Bert: Reduce prediction time for question answering

Created on 28 Feb 2019 · 9Comments · Source: google-research/bert

Hi,

i am executing BERT solution on machine with GPU (Tesla K80 - 12 GB) . for question answering prediction for single question is taking more than 5 seconds. Can we reduce it to below 1 second.

Do we need to configure any thing to make it possible ?

Thank you

Source

shivamani-ans

👍1

Most helpful comment

That's how estimator is working. I managed to export it as pb but didn't have time to test it yet.
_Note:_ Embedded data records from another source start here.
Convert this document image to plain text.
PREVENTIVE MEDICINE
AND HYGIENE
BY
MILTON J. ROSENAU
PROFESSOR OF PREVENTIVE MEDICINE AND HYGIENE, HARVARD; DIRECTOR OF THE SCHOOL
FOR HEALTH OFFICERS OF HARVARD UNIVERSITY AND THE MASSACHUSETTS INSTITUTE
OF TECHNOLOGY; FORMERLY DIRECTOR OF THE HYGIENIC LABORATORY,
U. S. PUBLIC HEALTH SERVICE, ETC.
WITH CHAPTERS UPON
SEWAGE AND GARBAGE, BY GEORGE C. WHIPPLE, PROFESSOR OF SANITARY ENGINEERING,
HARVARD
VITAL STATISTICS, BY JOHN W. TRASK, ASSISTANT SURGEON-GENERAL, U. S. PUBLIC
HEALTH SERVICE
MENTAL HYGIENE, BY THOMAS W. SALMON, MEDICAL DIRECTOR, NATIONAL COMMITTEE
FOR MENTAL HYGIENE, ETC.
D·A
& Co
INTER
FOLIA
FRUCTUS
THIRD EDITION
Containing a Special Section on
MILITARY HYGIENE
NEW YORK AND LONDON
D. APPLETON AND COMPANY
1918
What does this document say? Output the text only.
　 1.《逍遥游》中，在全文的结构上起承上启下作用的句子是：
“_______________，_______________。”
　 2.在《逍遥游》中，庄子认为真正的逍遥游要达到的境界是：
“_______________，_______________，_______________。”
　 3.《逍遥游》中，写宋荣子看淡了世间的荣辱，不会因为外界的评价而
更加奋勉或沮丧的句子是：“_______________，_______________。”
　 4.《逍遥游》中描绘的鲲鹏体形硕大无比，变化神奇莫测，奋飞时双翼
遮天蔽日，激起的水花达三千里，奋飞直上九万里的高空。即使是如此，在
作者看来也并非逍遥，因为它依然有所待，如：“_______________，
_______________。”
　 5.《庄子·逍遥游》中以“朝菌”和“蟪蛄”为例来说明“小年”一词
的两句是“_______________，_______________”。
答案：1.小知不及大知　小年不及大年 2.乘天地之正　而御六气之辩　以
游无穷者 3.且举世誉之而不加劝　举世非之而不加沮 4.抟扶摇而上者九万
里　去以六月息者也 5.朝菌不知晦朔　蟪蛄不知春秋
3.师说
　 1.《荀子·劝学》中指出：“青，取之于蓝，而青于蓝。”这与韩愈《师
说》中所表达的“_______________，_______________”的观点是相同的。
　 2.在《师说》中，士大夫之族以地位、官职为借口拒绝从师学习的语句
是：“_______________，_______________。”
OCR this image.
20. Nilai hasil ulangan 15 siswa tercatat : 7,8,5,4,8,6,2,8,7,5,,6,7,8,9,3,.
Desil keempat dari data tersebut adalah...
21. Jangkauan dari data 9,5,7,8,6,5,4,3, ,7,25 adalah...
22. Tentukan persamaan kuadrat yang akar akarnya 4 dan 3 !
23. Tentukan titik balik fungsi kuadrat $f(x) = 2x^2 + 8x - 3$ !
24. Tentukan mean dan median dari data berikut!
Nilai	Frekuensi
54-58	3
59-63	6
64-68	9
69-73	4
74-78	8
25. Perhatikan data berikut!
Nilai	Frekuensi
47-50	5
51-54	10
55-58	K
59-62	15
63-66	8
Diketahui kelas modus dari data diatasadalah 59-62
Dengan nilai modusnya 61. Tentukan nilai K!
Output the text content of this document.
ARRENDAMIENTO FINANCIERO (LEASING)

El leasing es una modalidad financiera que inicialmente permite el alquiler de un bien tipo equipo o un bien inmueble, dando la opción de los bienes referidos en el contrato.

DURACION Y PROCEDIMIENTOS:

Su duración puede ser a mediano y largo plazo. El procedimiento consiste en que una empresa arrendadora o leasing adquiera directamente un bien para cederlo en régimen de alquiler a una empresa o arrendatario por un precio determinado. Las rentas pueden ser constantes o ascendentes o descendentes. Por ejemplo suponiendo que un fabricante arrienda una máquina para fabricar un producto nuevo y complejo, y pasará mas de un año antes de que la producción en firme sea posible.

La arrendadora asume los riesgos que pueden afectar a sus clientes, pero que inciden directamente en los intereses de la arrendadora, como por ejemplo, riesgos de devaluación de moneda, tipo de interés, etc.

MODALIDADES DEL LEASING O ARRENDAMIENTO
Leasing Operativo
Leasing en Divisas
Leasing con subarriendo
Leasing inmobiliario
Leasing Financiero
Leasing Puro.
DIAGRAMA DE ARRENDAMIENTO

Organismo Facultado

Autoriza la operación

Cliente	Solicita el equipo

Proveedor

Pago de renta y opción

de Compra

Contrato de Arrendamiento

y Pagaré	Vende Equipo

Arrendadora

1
I used
```
def serving_input_fn():
unique_ids = tf.placeholder(tf.int32, [None], name='unique_ids')
input_ids = tf.placeholder(tf.int32, [None, max_seq_length], name='input_ids')
input_mask = tf.placeholder(tf.int32, [None, max_seq_length], name='input_mask')
segment_ids = tf.placeholder(tf.int32, [None, max_seq_length], name='segment_ids')
input_fn = tf.estimator.export.build_raw_serving_input_receiver_fn({
'unique_ids': unique_ids,
'input_ids': input_ids,
'input_mask': input_mask,
'segment_ids': segment_ids,
})()
return input_fn

save_hook = tf.train.CheckpointSaverHook("google_bertbert_large", save_secs=1)
estimator.predict(input_fn=predict_input_fn, hooks=[save_hook])
estimator._export_to_tpu = False

now you will get graph.pbtxt which is used in SavedModel, and then

estimator.export_savedmodel(export_dir_base="export", serving_input_receiver_fn=serving_input_fn,checkpoint_path=init_checkpoint)
```

anasuna on 1 Mar 2019

👍2

All 9 comments

You have the problem where the model is loaded again from the start?

anasuna on 28 Feb 2019

Yes

for example i have 5 questions which are from parallel requests, for every request model get loads and response is more than 5 seconds.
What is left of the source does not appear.